Crítica | Relatos do Mundo
Um desejo: eu realmente espero que todos que assistam a Relatos do Mundo, já tenham visto bons ou ótimos faroestes antes. Caso contrário, há chance de o espectador casual achar que todo western é assim: fraco, disperso e entediante. Isso porque, tirando Django Livre e Bravura Indômita, o século XXI não construiu até agora um bom histórico para essas histórias ambientadas no velho oeste, e que num passado distante, já tiveram a mesma popularidade e sucesso que a Marvel e DC têm, hoje em dia. Assim sendo, Relatos do Mundo é mais uma tentativa fracassada desse gênero tão esquecido pelo grande público, voltar à cena. Só que não: se um dia houve uma vontade de revitalizar alguma coisa ou tornar interessante as jornadas da humanidade nesse cosmos ancestral de poeira e cavalos, essa foi destruída pela direção de Paul Greengrass, ou perdida na sala de edição do filme. Nunca saberemos.

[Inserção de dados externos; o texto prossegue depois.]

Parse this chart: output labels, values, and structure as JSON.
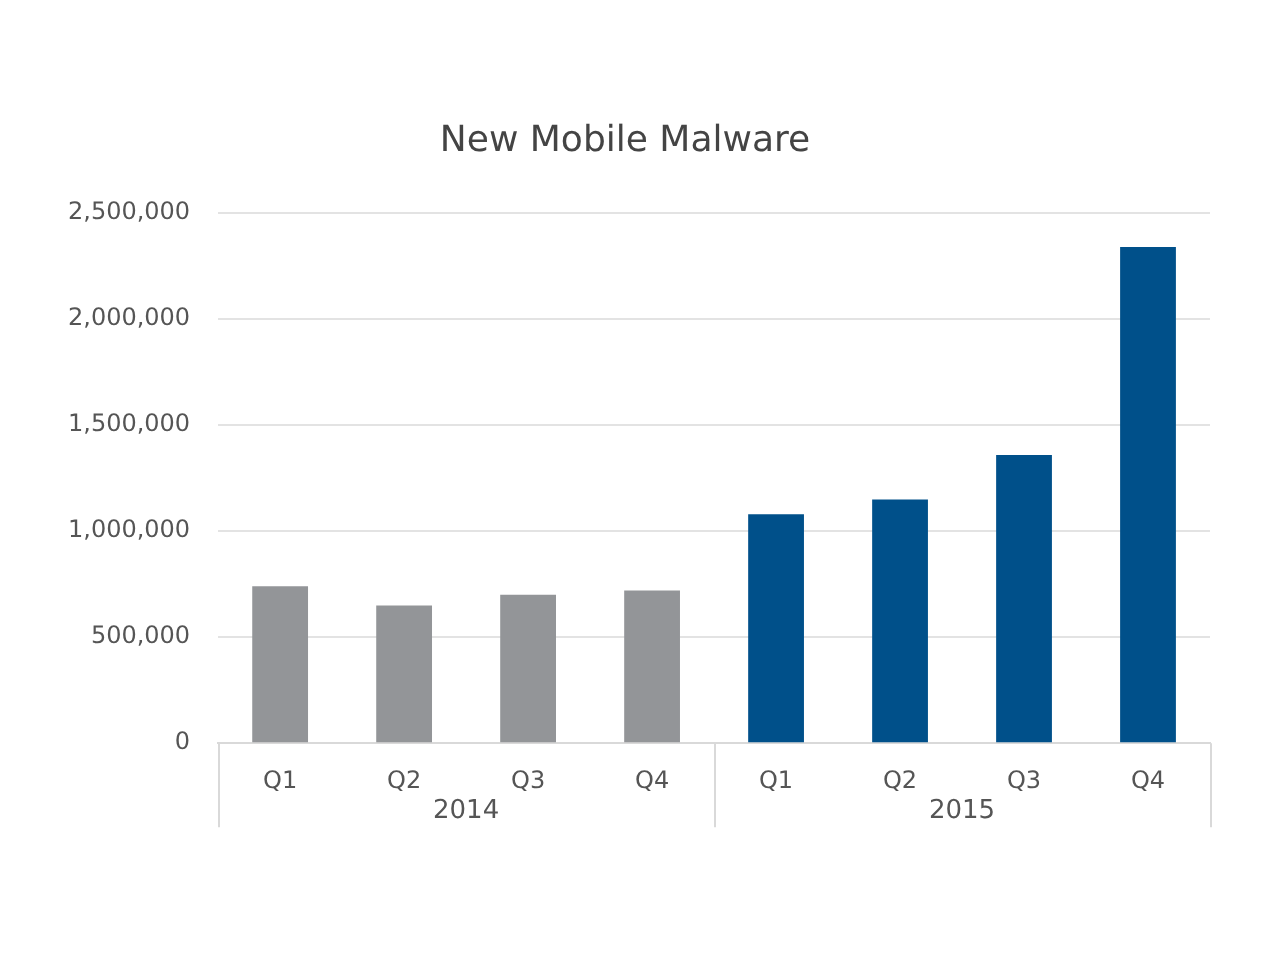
{
  "chart_data": {
    "type": "bar",
    "title": "New Mobile Malware",
    "categories": [
      "Q1",
      "Q2",
      "Q3",
      "Q4",
      "Q1",
      "Q2",
      "Q3",
      "Q4"
    ],
    "values": [
      740000,
      650000,
      700000,
      720000,
      1080000,
      1150000,
      1360000,
      2340000
    ],
    "colors": [
      "#939598",
      "#939598",
      "#939598",
      "#939598",
      "#00508a",
      "#00508a",
      "#00508a",
      "#00508a"
    ],
    "annotations": [
      "2014",
      "2015"
    ],
    "ylim": [
      0,
      2500000
    ],
    "yticks": [
      0,
      {
        "value": 500000,
        "label": "500,000"
      },
      {
        "value": 1000000,
        "label": "1,000,000"
      },
      {
        "value": 1500000,
        "label": "1,500,000"
      },
      {
        "value": 2000000,
        "label": "2,000,000"
      },
      {
        "value": 2500000,
        "label": "2,500,000"
      }
    ],
    "grid": "y",
    "legend": false
  }
}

A adaptação da Netflix e Universal para o romance homônimo de Paulette Jiles é tão inovadora, e atraente, quanto um cubo de gelo na Antártida. No final dos anos 1800, os Estados (Des)Unidos enfrentavam impasses morais que mudariam para sempre a sociedade americana, e por consequência, o mundo ocidental. No ápice da polêmica sobre a abolição dos escravos no sul do país, o norte do Texas estava prestes a explodir em revolta social, e grandes mudanças na mentalidade e no bem-estar do cidadão estavam prestes a começar. Nesse clima quase instaurado de tensão pública e institucional, o homem precisa trabalhar (mesmo que num país hostil, desses), e Tom Hanks interpreta o capitão Jefferson Kidd, um veterano de guerra branco a se embrenhar nas cidades ultraconservadoras do norte, espalhando notícias de muito além da região, em troca de algumas moedas, e uma certa liberdade.
Tal um rádio ambulante, ou no contexto de 2021, um WhatsApp viajante, Kidd é um homem marcado e solitário por razões que nós nunca nos envolvemos a fundo, no filme, sendo que, aos 30 minutos de exibição, Relatos do Mundo exige que sejamos íntimos dele, e da garota alemã perdida que Kidd passa a proteger. Mas quando nem Tom Hanks, com seus olhos de tio emocionado nos convence disso, temos um problema bem na frente dos olhos. Kidd não sabe que está adotando um ímã de problemas, por onde quer que eles passem, mas nós realmente nos importamos com isso? O diretor Paul Greengrass (escolha errada para a direção) não dá a mínima para as mensagens por trás das imagens naturalistas dessa pseudo-história de perseverança, e resistência, e filma o road-movie de maneira arrastada e esquecível – apesar da excelência da parte técnica presente, em especial a dos cenários barrocos e fotografia. Relatos do Mundo parece um ensaio de um bom faroeste que, talvez, um dia, quase foi concebido.